Store Photos in Blobstore or as Blobs in Datastore - Which is better/more efficient /cheaper?
Asked Answered
O

1

27

I have an app where each DataStore Entity of a specific kind can have a number of photos associated with it. (Imagine a car sales website - one Car has multiple photos)

Originally since all the data is being sourced from another site, I was limited to having to store the photos as DataStore Blobs, but now that its possible to write BlobStore items programatically, I'm wondering if I should change my design and store the photos as BlobStore items?

So, the question is:
Is it 'better' to store the photos in the Blobstore, or as Blobs in the Datastore?

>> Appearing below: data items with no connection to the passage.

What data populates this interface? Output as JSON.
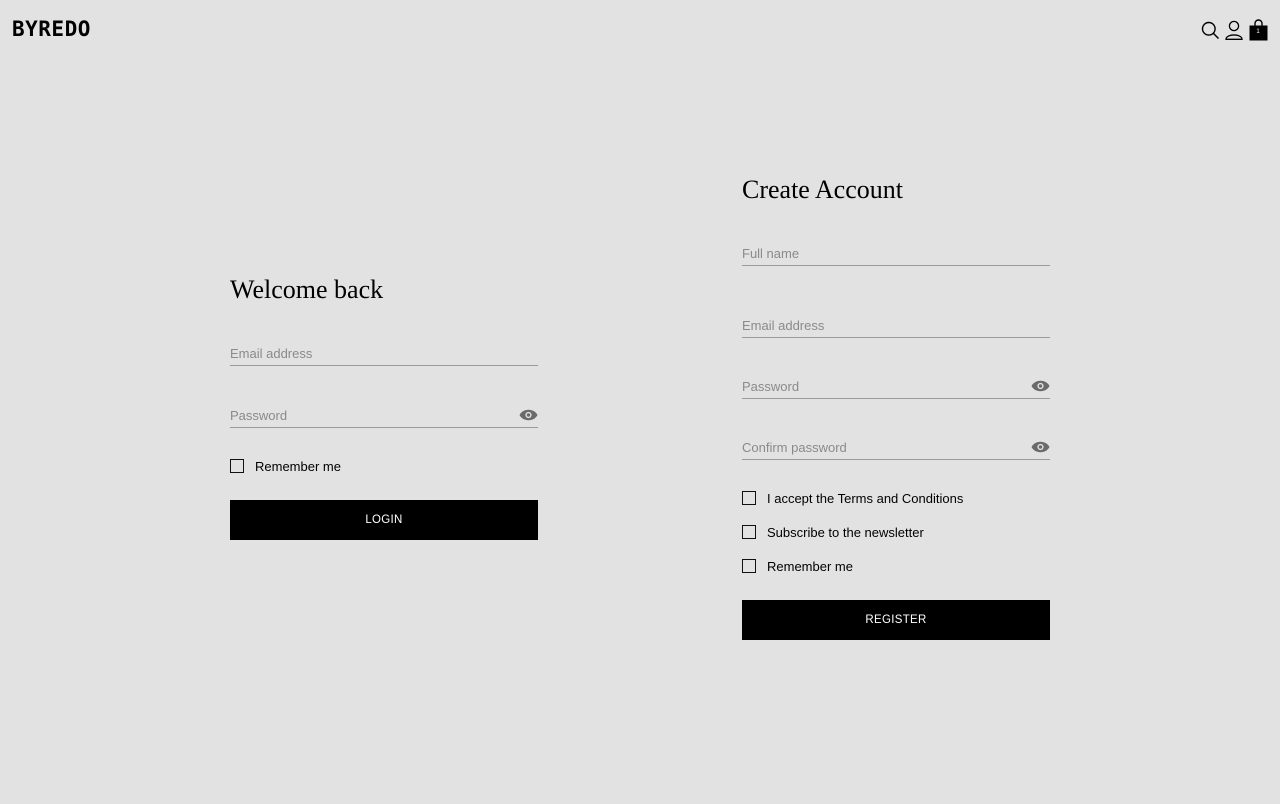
{
  "header": {
    "logo": "BYREDO",
    "icons": [
      "search-icon",
      "account-icon",
      "cart-icon"
    ],
    "cart_count": "1"
  },
  "login": {
    "title": "Welcome back",
    "email_placeholder": "Email address",
    "password_placeholder": "Password",
    "remember_label": "Remember me",
    "submit_label": "LOGIN"
  },
  "register": {
    "title": "Create Account",
    "fullname_placeholder": "Full name",
    "email_placeholder": "Email address",
    "password_placeholder": "Password",
    "confirm_placeholder": "Confirm password",
    "terms_label": "I accept the Terms and Conditions",
    "newsletter_label": "Subscribe to the newsletter",
    "remember_label": "Remember me",
    "submit_label": "REGISTER"
  },
  "colors": {
    "background": "#e2e2e2",
    "button": "#000000",
    "placeholder": "#8a8a8a"
  }
}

Both are possible solutions, but which would be the better/cheaper/most efficient approach, and why?

Oath answered 20/2, 2012 at 13:34 Comment(0)
R
47

Images served from BlobStore have several advantages over Datastore:

  1. Images are served directly from BlobStore, so request does not go through GAE frontend instance. So you are saving on frontend instances time and hence cost.

  2. BlobStore storage cost is roughly half of Datastore storage cost ($0.13 vs $0.24). With Datastore you'd additionally pay for get() or query().

  3. BlobStore automatically uses Google cache service, so the only cost is cost of bandwidth ($0.12/GB). You can also set this on frontend instance via cache control, but the difference is that this is done automatically for BlobStore.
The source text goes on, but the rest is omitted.